“No quiero correr ni cobrar”. Era 2002 y con esas palabras dirigidas hacia su director Eusebio Unzue, la vida de José María Jiménez, el “Chava” para todos aquellos que nos gustan las pedaladas, empezaría a ir cuesta abajo y sin frenos. Una vida que de hecho se lo llevaría para siempre un 6 de diciembre de 2003 en un halo de soledad rodeado apenas por su círculo más íntimo y con los ecos de glorias pasadas resonando muy muy lejanos ya. Demasiado quizá.
Son diez años ya (y dos días. no he podido escribir esto antes) de la pérdida de una de la mayores figuras que ha dado el pelotón nacional en los últimos tiempos. ¡Cómo pude disfrutar con él! Un ciclista que apareció en el pelotón en un momento extraño. Media España veía descorazonada entonces en 1996 cómo Miguel Indurain se bajaba de la bicicleta y nos dejaba huérfanos de un campeón en las grandes vueltas. Abraham Olano no conseguía llenar ese vacío, y su meticulosa y concienzuda forma de correr dejaba a los fans ciclistas con un cierto regusto amargo, como si faltase una chispa que avivase el fuego de este deporte.
Y como si de un ciclón se tratase apareció el Chava Jiménez, un ciclista extraño, un espectacular escalador con físico de rodador y con una mentalidad peculiar tanto dentro como fuera de las carreteras. Con él llegó una mini revolución en el panorama nacional. Era imposible ser imparcial con él. Y no era para menos. Un día era un escalador indomable y otro día se dejaba ir y perdía una minutada, un día ascendía como si no hubiese mañana y otro se descolgaba a las primeras de cambio. ¿Por qué lo hacía? Es difícil hacer una radiografía de la mentalidad que acompañaba siempre al Chava en todo lo que hacía. Su particular forma de correr le enemistó con su jefe de filas Abraham Olano que en aquella apasionante Vuelta a España de 1998 se daría cuenta de que el líder no era él sino ese “dichoso” corredor que saltaba a las primeras de cambio aunque las circunstancias de la etapa no lo aconsejasen, ese “dichoso” corredor que ganó cuatro etapas todas ellas en alto, ese “dichoso” corredor que llenaba el asfalto de mensajes de ánimo, todos para él, ese “dichoso” corredor que acaparaba focos por su impresionante forma de correr cuando la carretera comenzaba a picar, o ese “dichoso” e indolente corredor que terminaba meritóriamente tercero en aquella Vuelta y sin embargo le daba igual.

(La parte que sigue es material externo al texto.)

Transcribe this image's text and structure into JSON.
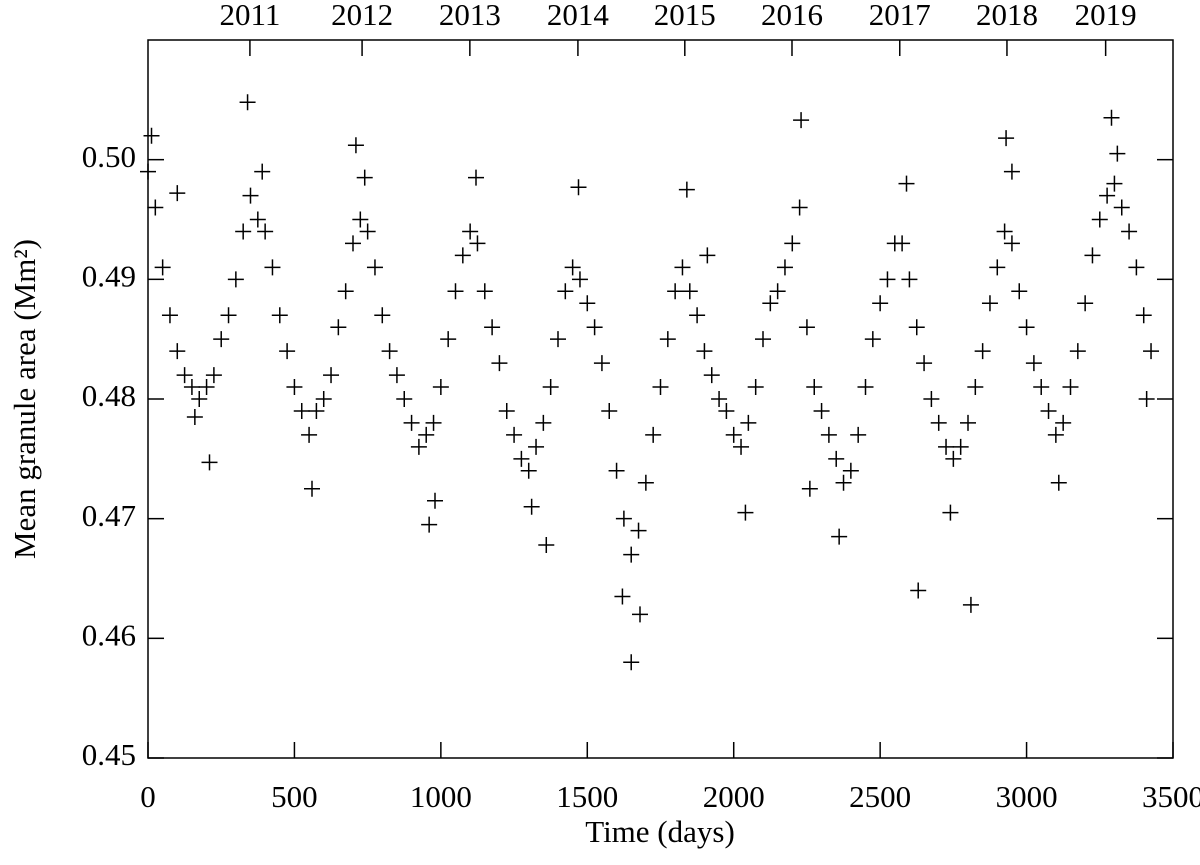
{
  "chart_data": {
    "type": "scatter",
    "xlabel": "Time (days)",
    "ylabel": "Mean granule area (Mm²)",
    "marker": "+",
    "color": "#000000",
    "xlim": [
      0,
      3500
    ],
    "xticks": [
      0,
      500,
      1000,
      1500,
      2000,
      2500,
      3000,
      3500
    ],
    "ylim": [
      0.45,
      0.51
    ],
    "yticks": [
      0.45,
      0.46,
      0.47,
      0.48,
      0.49,
      {
        "value": 0.5,
        "label": "0.50"
      }
    ],
    "x2ticks": [
      {
        "value": 348,
        "label": "2011"
      },
      {
        "value": 731,
        "label": "2012"
      },
      {
        "value": 1099,
        "label": "2013"
      },
      {
        "value": 1468,
        "label": "2014"
      },
      {
        "value": 1833,
        "label": "2015"
      },
      {
        "value": 2199,
        "label": "2016"
      },
      {
        "value": 2567,
        "label": "2017"
      },
      {
        "value": 2933,
        "label": "2018"
      },
      {
        "value": 3270,
        "label": "2019"
      }
    ],
    "x": [
      0,
      25,
      50,
      75,
      100,
      125,
      150,
      175,
      200,
      225,
      250,
      275,
      300,
      325,
      350,
      375,
      400,
      425,
      450,
      475,
      500,
      525,
      550,
      575,
      600,
      625,
      650,
      675,
      700,
      725,
      750,
      775,
      800,
      825,
      850,
      875,
      900,
      925,
      950,
      975,
      1000,
      1025,
      1050,
      1075,
      1100,
      1125,
      1150,
      1175,
      1200,
      1225,
      1250,
      1275,
      1300,
      1325,
      1350,
      1375,
      1400,
      1425,
      1450,
      1475,
      1500,
      1525,
      1550,
      1575,
      1600,
      1625,
      1650,
      1675,
      1700,
      1725,
      1750,
      1775,
      1800,
      1825,
      1850,
      1875,
      1900,
      1925,
      1950,
      1975,
      2000,
      2025,
      2050,
      2075,
      2100,
      2125,
      2150,
      2175,
      2200,
      2225,
      2250,
      2275,
      2300,
      2325,
      2350,
      2375,
      2400,
      2425,
      2450,
      2475,
      2500,
      2525,
      2550,
      2575,
      2600,
      2625,
      2650,
      2675,
      2700,
      2725,
      2750,
      2775,
      2800,
      2825,
      2850,
      2875,
      2900,
      2925,
      2950,
      2975,
      3000,
      3025,
      3050,
      3075,
      3100,
      3125,
      3150,
      3175,
      3200,
      3225,
      3250,
      3275,
      3300,
      3325,
      3350,
      3375,
      3400,
      3425,
      340,
      710,
      2230,
      2930,
      3290,
      1650,
      2630,
      2810,
      210,
      100,
      1470,
      12,
      160,
      390,
      560,
      740,
      960,
      980,
      1120,
      1310,
      1360,
      1620,
      1680,
      1840,
      1910,
      2040,
      2260,
      2360,
      2590,
      2740,
      2950,
      3110,
      3310,
      3410
    ],
    "y": [
      0.499,
      0.496,
      0.491,
      0.487,
      0.484,
      0.482,
      0.481,
      0.48,
      0.481,
      0.482,
      0.485,
      0.487,
      0.49,
      0.494,
      0.497,
      0.495,
      0.494,
      0.491,
      0.487,
      0.484,
      0.481,
      0.479,
      0.477,
      0.479,
      0.48,
      0.482,
      0.486,
      0.489,
      0.493,
      0.495,
      0.494,
      0.491,
      0.487,
      0.484,
      0.482,
      0.48,
      0.478,
      0.476,
      0.477,
      0.478,
      0.481,
      0.485,
      0.489,
      0.492,
      0.494,
      0.493,
      0.489,
      0.486,
      0.483,
      0.479,
      0.477,
      0.475,
      0.474,
      0.476,
      0.478,
      0.481,
      0.485,
      0.489,
      0.491,
      0.49,
      0.488,
      0.486,
      0.483,
      0.479,
      0.474,
      0.47,
      0.467,
      0.469,
      0.473,
      0.477,
      0.481,
      0.485,
      0.489,
      0.491,
      0.489,
      0.487,
      0.484,
      0.482,
      0.48,
      0.479,
      0.477,
      0.476,
      0.478,
      0.481,
      0.485,
      0.488,
      0.489,
      0.491,
      0.493,
      0.496,
      0.486,
      0.481,
      0.479,
      0.477,
      0.475,
      0.473,
      0.474,
      0.477,
      0.481,
      0.485,
      0.488,
      0.49,
      0.493,
      0.493,
      0.49,
      0.486,
      0.483,
      0.48,
      0.478,
      0.476,
      0.475,
      0.476,
      0.478,
      0.481,
      0.484,
      0.488,
      0.491,
      0.494,
      0.493,
      0.489,
      0.486,
      0.483,
      0.481,
      0.479,
      0.477,
      0.478,
      0.481,
      0.484,
      0.488,
      0.492,
      0.495,
      0.497,
      0.498,
      0.496,
      0.494,
      0.491,
      0.487,
      0.484,
      0.5048,
      0.5012,
      0.5033,
      0.5018,
      0.5035,
      0.458,
      0.464,
      0.4628,
      0.4747,
      0.4972,
      0.4977,
      0.502,
      0.4785,
      0.499,
      0.4725,
      0.4985,
      0.4695,
      0.4715,
      0.4985,
      0.471,
      0.4678,
      0.4635,
      0.462,
      0.4975,
      0.492,
      0.4705,
      0.4725,
      0.4685,
      0.498,
      0.4705,
      0.499,
      0.473,
      0.5005,
      0.48
    ]
  }
}
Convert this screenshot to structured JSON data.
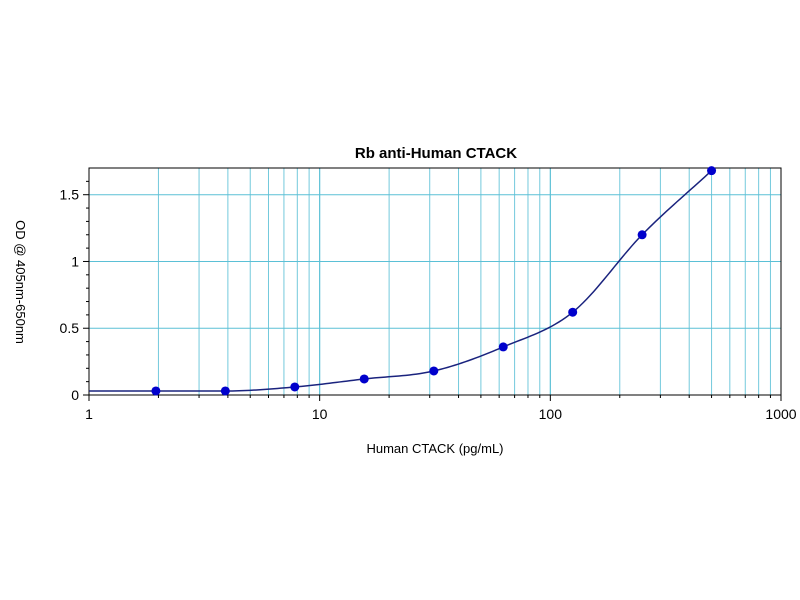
{
  "chart_data": {
    "type": "scatter",
    "title": "Rb anti-Human CTACK",
    "xlabel": "Human CTACK (pg/mL)",
    "ylabel": "OD @ 405nm-650nm",
    "x_scale": "log",
    "xlim": [
      1,
      1000
    ],
    "ylim": [
      0,
      1.7
    ],
    "x_ticks": [
      1,
      10,
      100,
      1000
    ],
    "x_tick_labels": [
      "1",
      "10",
      "100",
      "1000"
    ],
    "y_ticks": [
      0,
      0.5,
      1,
      1.5
    ],
    "y_tick_labels": [
      "0",
      "0.5",
      "1",
      "1.5"
    ],
    "grid": true,
    "series": [
      {
        "x": [
          1.95,
          3.9,
          7.8,
          15.6,
          31.25,
          62.5,
          125,
          250,
          500
        ],
        "values": [
          0.03,
          0.03,
          0.06,
          0.12,
          0.18,
          0.36,
          0.62,
          1.2,
          1.68
        ],
        "color": "#0000cc",
        "fit_curve": true,
        "curve_color": "#1a237e"
      }
    ],
    "grid_color": "#5bc0d6"
  }
}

Así era el Chava, el ganador era Olano pero el que te enamoraba era él. Todavía recuerdo como uno de los momentos más impresionantes que he visto en el ciclismo aquella titánica y lluviosa ascensión a un puerto que entonces apenas nadie conocía, que se encontraba en Asturias y del que decían que la pendiente superaba fácilmente el veinte por ciento. ¡Bendita pendiente! Olano y Ullrich se jugaban la Vuelta entre ellos en las rampas del Angliru pero las cámaras decidieron enfocar al Chava y a Roberto Heras cuando decidieron atacar en las primeras rampas. Nadie, ni siquiera el bejarano pudo seguir al abulense que se lanzó a por el ruso Pavel Tonkov en ese momento líder de la etapa que languidecía en solitario entre rampas del diecisiete por ciento. El Chava ya no paró hasta la cima y su imagen apareciendo en la meta primero entre una espesa niebla y ante la miraba atónita de Tonkov que no sabía de donde había aparecido aquel ciclón, se grabó en la memoria de todos. Bendita locura.

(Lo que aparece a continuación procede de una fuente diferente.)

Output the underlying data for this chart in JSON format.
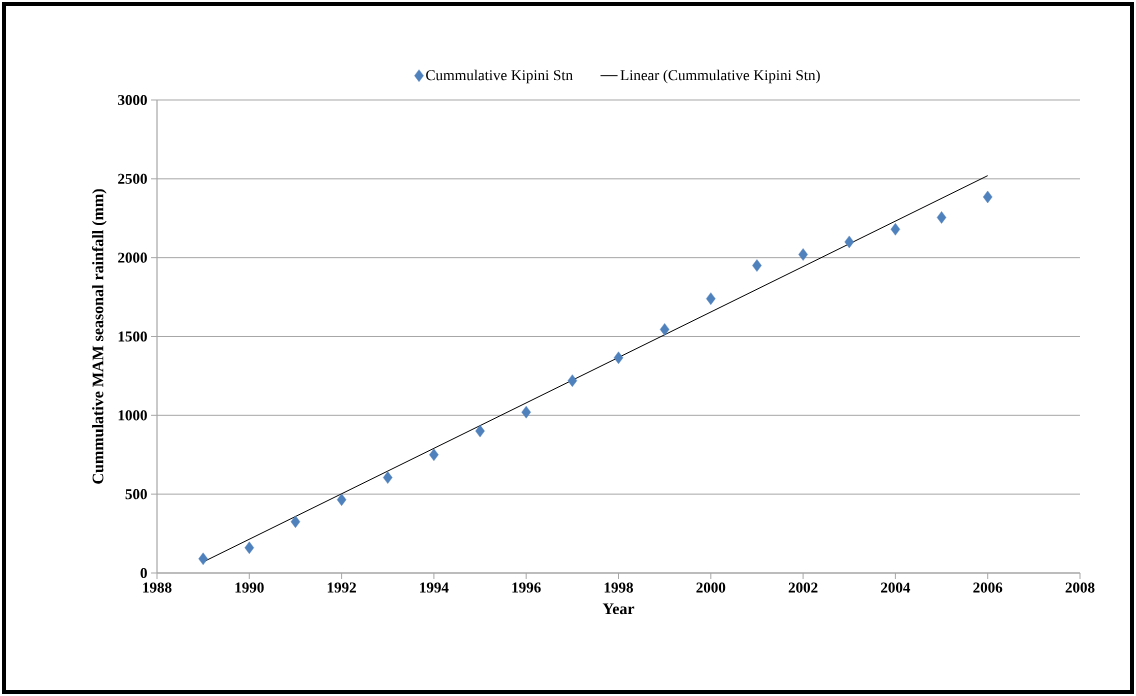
{
  "chart_data": {
    "type": "scatter",
    "xlabel": "Year",
    "ylabel": "Cummulative MAM seasonal rainfall (mm)",
    "xlim": [
      1988,
      2008
    ],
    "xticks": [
      1988,
      1990,
      1992,
      1994,
      1996,
      1998,
      2000,
      2002,
      2004,
      2006,
      2008
    ],
    "ylim": [
      0,
      3000
    ],
    "yticks": [
      0,
      500,
      1000,
      1500,
      2000,
      2500,
      3000
    ],
    "grid": "y",
    "legend": "top",
    "series": [
      {
        "name": "Cummulative Kipini Stn",
        "marker": "diamond",
        "color": "#4f81bd",
        "x": [
          1989,
          1990,
          1991,
          1992,
          1993,
          1994,
          1995,
          1996,
          1997,
          1998,
          1999,
          2000,
          2001,
          2002,
          2003,
          2004,
          2005,
          2006
        ],
        "values": [
          90,
          160,
          325,
          465,
          605,
          750,
          900,
          1020,
          1220,
          1365,
          1545,
          1740,
          1950,
          2020,
          2100,
          2180,
          2255,
          2385
        ]
      },
      {
        "name": "Linear (Cummulative Kipini Stn)",
        "type": "line",
        "marker": "none",
        "line_style": "solid",
        "color": "#000000",
        "x": [
          1989,
          2006
        ],
        "values": [
          70,
          2520
        ]
      }
    ]
  }
}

Pero aquellas locuras, aquellos momentos de gloria brazos en alto en los puertos de la Vuelta a España, donde labró su leyenda, no pudieron tapar la realidad de una vida díscola de copas aquí y allá y coqueteos con las drogas que le destrozaron anímicamente y le sumieron en una profunda depresión de la que no pudo escapar. Al final la vida se lo llevó víctima de una embolia, y con él aquellas calurosas tardes de verano enfundado en el maillot del mítico Banesto. Sin duda una pequeña parte de nuestro pelotón también murió con él.